Dès 1901, Maurras observait : « Peu de mots sont plus employés, peu de mots sont moins définis » que « civilisation ». Ce terme a en effet deux significations. Un sens neutre visant l’ensemble des caractères propres à la vie intellectuelle, artistique, morale, sociale et matérielle d’un pays ou d’une société. Le mot civilisation se met alors au pluriel. Il y a différentes civilisations. Mais LA civilisation indique davantage encore : c’est un jugement qu’on porte en termes qualitatifs sur le fait pour telle ou telle civilisation d’avoir atteint un certain degré de perfection. En ce sens, parler de LA civilisation, c’est porter un jugement de valeur et postuler une inégalité diachronique et synchronique entre les civilisations. Diachronique : les différentes civilisations à un instant T sont inégales entre elles en fonction du critère défini ; synchronique : il y a un progrès, ou une disparition des civilisations eu égard à l’idéal poursuivi. Mais quel que soit le sens privilégié : « Une civilisation a deux supports. Elle est d’abord un capital, elle est ensuite un capital transmis. » Capitalisation et tradition, voilà en effet deux termes inséparables de toute idée de civilisation. C’est que « le civilisé, parce qu’il est civilisé, a beaucoup plus d’obligations envers la société que celle-ci ne saurait en avoir jamais envers lui. Il a, en d’autres termes, bien plus de devoirs que de droits ».

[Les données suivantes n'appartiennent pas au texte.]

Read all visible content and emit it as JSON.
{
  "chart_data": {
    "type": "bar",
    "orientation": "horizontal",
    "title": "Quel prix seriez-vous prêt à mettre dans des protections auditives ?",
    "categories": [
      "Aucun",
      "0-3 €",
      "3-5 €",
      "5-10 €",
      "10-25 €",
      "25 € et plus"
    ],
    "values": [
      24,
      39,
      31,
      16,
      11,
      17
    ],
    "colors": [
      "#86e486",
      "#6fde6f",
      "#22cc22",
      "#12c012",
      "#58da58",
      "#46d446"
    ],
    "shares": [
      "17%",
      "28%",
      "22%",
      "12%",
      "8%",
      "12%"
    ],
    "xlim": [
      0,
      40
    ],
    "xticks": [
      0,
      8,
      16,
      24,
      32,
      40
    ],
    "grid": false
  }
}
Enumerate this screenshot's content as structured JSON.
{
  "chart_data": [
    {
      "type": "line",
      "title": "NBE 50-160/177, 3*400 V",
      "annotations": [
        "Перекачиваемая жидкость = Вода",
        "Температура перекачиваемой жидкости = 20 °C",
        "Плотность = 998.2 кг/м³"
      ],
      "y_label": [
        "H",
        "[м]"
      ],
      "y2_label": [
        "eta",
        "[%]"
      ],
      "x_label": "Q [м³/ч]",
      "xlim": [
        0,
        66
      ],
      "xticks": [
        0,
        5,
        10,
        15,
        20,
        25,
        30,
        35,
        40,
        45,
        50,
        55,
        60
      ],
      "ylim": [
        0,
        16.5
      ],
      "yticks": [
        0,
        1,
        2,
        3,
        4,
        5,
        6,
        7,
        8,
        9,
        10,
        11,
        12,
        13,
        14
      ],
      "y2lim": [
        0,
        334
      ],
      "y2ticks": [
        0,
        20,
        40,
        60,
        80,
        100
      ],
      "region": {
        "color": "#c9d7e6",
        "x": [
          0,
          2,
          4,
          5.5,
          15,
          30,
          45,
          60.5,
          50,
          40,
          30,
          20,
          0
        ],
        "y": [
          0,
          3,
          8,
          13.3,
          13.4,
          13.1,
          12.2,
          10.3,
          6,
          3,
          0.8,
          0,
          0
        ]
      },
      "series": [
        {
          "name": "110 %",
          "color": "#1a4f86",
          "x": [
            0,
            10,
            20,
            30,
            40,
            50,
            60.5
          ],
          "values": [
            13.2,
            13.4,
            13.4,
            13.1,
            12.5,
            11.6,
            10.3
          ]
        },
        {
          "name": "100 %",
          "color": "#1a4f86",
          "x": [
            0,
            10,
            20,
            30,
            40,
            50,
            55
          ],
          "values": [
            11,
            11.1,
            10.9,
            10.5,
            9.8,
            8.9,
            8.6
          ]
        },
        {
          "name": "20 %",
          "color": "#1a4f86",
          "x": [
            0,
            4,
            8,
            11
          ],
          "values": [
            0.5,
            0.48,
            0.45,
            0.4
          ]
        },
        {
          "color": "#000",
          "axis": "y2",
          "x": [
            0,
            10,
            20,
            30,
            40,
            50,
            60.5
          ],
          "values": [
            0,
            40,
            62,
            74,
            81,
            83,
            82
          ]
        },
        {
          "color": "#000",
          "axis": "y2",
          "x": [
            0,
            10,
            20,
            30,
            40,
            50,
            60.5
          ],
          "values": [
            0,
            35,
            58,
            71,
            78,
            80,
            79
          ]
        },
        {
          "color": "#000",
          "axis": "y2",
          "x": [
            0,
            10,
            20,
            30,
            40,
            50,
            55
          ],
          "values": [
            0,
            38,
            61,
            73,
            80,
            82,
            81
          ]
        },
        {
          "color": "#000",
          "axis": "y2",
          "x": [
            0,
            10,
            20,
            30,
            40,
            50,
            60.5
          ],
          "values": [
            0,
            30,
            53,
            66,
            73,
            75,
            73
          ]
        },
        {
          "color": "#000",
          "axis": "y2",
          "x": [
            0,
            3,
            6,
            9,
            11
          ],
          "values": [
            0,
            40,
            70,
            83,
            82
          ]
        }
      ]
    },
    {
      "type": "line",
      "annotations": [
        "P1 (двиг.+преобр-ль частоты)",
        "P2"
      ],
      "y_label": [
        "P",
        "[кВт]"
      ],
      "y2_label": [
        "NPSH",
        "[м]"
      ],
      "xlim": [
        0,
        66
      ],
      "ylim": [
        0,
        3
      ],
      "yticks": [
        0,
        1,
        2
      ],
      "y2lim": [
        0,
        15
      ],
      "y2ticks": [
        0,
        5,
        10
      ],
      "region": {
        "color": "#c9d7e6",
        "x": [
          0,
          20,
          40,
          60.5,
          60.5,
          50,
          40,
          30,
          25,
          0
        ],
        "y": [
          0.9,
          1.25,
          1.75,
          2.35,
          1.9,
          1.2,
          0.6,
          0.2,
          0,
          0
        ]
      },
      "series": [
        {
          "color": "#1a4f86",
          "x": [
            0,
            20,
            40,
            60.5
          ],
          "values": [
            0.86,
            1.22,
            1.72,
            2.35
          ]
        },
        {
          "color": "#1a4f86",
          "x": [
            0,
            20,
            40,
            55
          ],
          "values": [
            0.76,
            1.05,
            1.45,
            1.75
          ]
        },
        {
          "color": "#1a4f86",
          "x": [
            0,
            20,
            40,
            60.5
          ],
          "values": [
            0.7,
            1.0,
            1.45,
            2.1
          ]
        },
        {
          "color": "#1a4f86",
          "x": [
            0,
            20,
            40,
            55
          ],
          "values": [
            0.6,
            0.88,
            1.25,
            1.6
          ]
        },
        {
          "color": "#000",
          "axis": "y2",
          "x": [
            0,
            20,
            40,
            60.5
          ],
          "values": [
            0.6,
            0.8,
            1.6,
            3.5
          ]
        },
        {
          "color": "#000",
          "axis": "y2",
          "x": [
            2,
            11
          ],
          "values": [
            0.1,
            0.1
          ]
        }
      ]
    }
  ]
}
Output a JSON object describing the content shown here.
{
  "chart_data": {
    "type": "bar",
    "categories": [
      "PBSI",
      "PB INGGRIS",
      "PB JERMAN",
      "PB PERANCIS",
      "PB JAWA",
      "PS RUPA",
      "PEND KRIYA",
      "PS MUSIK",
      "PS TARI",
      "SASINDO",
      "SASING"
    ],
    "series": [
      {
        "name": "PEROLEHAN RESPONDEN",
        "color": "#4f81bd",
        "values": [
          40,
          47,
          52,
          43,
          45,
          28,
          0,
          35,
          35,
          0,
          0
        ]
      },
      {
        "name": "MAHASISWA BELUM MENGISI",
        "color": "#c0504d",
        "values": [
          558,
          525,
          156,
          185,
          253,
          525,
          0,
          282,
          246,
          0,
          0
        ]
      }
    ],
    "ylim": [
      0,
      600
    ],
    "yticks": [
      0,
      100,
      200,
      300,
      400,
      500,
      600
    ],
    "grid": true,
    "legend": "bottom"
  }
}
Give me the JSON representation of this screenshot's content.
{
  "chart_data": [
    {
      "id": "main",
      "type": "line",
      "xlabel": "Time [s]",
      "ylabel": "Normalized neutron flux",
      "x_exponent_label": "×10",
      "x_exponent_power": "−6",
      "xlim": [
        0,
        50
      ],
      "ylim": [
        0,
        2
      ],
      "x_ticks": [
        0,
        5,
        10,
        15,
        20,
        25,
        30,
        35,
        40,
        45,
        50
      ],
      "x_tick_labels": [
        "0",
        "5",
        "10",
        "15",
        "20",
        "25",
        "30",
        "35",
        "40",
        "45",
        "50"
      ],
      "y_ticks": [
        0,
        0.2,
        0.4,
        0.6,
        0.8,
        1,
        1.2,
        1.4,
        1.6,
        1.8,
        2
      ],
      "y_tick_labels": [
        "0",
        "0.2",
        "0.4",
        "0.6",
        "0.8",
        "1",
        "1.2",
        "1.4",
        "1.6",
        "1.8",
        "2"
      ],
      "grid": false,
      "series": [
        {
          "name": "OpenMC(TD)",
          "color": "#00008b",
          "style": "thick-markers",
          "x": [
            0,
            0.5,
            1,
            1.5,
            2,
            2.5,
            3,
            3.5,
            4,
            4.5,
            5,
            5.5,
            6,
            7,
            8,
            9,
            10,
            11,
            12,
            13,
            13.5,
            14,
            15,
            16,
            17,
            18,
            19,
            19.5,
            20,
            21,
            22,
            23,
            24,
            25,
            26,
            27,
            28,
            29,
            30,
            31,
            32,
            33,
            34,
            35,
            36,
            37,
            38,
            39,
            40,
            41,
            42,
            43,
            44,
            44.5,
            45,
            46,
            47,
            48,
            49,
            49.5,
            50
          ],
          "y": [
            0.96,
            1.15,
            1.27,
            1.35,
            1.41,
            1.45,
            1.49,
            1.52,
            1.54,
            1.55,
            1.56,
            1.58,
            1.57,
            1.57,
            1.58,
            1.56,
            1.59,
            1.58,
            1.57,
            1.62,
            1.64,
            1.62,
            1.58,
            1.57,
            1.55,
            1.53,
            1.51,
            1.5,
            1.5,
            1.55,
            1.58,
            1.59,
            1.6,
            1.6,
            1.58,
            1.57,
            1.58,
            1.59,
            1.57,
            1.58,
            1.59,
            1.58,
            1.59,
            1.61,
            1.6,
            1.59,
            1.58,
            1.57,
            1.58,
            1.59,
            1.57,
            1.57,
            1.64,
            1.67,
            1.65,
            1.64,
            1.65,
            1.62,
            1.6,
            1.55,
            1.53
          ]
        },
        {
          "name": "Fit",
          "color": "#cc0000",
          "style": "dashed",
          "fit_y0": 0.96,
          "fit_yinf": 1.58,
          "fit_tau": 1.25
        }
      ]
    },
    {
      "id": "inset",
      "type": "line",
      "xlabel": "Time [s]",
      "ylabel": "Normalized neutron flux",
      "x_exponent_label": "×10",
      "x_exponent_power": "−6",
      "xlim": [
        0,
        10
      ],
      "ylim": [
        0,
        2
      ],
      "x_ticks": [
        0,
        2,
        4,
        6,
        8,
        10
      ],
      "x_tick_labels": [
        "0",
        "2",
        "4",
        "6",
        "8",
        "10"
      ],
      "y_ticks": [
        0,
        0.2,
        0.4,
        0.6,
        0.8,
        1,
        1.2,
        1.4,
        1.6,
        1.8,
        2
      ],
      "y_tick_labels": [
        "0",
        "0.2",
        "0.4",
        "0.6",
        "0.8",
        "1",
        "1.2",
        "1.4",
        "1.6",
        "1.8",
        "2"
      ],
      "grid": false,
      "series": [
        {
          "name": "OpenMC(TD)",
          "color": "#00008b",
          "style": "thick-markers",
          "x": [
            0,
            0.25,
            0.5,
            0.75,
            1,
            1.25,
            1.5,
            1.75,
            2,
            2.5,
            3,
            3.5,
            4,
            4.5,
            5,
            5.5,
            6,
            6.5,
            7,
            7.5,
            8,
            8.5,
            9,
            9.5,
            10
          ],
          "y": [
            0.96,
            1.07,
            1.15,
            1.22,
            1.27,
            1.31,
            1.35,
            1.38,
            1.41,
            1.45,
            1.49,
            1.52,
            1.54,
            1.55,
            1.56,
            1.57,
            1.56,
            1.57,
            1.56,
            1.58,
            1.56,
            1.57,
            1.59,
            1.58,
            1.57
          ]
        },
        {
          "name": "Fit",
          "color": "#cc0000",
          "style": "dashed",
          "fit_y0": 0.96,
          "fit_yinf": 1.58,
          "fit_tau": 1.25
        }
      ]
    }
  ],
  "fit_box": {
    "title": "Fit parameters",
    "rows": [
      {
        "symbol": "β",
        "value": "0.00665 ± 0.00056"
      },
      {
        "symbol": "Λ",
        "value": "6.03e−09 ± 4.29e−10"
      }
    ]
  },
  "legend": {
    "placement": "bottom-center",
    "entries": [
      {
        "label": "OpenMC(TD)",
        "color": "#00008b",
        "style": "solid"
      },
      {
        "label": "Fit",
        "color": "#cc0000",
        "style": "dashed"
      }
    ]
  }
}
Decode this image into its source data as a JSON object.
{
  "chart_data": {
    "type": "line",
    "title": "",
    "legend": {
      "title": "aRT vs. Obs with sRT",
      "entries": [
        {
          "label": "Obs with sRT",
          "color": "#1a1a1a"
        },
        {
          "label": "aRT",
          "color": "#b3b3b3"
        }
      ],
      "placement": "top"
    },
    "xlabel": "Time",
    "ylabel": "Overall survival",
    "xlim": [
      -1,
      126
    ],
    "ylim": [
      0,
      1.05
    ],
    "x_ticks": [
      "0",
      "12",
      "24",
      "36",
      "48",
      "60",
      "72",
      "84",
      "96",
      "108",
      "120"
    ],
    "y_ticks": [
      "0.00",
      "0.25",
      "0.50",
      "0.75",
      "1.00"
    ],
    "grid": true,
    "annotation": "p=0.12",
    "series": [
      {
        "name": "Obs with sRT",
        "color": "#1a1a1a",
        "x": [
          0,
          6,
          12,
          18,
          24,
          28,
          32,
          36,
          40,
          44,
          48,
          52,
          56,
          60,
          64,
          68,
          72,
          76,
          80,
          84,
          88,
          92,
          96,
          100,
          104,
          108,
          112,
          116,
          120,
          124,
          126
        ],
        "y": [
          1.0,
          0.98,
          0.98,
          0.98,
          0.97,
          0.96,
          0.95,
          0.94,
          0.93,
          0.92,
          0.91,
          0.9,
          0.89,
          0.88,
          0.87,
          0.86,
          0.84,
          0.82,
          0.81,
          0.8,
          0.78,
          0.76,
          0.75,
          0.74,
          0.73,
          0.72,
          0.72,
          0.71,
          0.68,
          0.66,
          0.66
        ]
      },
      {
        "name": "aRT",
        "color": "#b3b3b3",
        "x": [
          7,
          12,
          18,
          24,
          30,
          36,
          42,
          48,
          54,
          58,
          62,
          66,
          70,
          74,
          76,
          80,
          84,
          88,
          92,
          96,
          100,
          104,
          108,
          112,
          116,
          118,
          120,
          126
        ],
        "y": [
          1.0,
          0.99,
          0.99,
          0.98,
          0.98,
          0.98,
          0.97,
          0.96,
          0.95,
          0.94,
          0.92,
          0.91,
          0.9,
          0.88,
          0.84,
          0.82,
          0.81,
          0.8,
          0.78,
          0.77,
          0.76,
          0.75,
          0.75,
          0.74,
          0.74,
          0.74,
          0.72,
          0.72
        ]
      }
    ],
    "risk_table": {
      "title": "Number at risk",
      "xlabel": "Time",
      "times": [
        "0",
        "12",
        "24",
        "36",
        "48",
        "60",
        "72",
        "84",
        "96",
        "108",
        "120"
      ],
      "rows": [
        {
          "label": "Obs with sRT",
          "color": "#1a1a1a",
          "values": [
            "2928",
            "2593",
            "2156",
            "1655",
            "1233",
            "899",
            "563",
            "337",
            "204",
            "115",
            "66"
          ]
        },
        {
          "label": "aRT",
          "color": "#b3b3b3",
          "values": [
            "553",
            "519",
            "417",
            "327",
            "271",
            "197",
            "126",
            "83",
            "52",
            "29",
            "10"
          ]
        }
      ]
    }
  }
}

En fait, le premier sens du mot « civilisation » n’est pas le sens neutre : il exprime immédiatement un jugement de valeur. Il a alors pour antonymes : sauvagerie ou barbarie. Les Grecs eux-mêmes ne pensaient-ils pas déjà que les peuples qui ne vivaient pas en cité — d’où vient « civilisation » — étaient des barbares ? Ironiquement, Maurras résumait ainsi : « On entend quelquefois par civilisation un état de mœurs adoucies. On entend d’autres fois la facilité, la fréquence des relations entre les hommes. On imagine encore qu’être civilisé, c’est avoir des chemins de fer et causer par le téléphone. En d’autres cas, au minimum, cela consiste à ne pas manger ses semblables. » Mais les Lumières (« civilisation » serait de 1756 et aurait été inventé par Mirabeau) vont évidemment plus loin. La civilisation, c’est la réalisation d’un idéal, vers lequel doivent tendre tous les peuples : la promotion d’un humanisme rationaliste, qui entend fonder l’évolution et le progrès de l’esprit humain, débarrassé de toute forme d’hétéronomie. Sapere aude ! Ose savoir ! Sois autonome ! Débarrasse-toi de toute transcendance ou de toute « nature » contraignante ! Émancipe-toi !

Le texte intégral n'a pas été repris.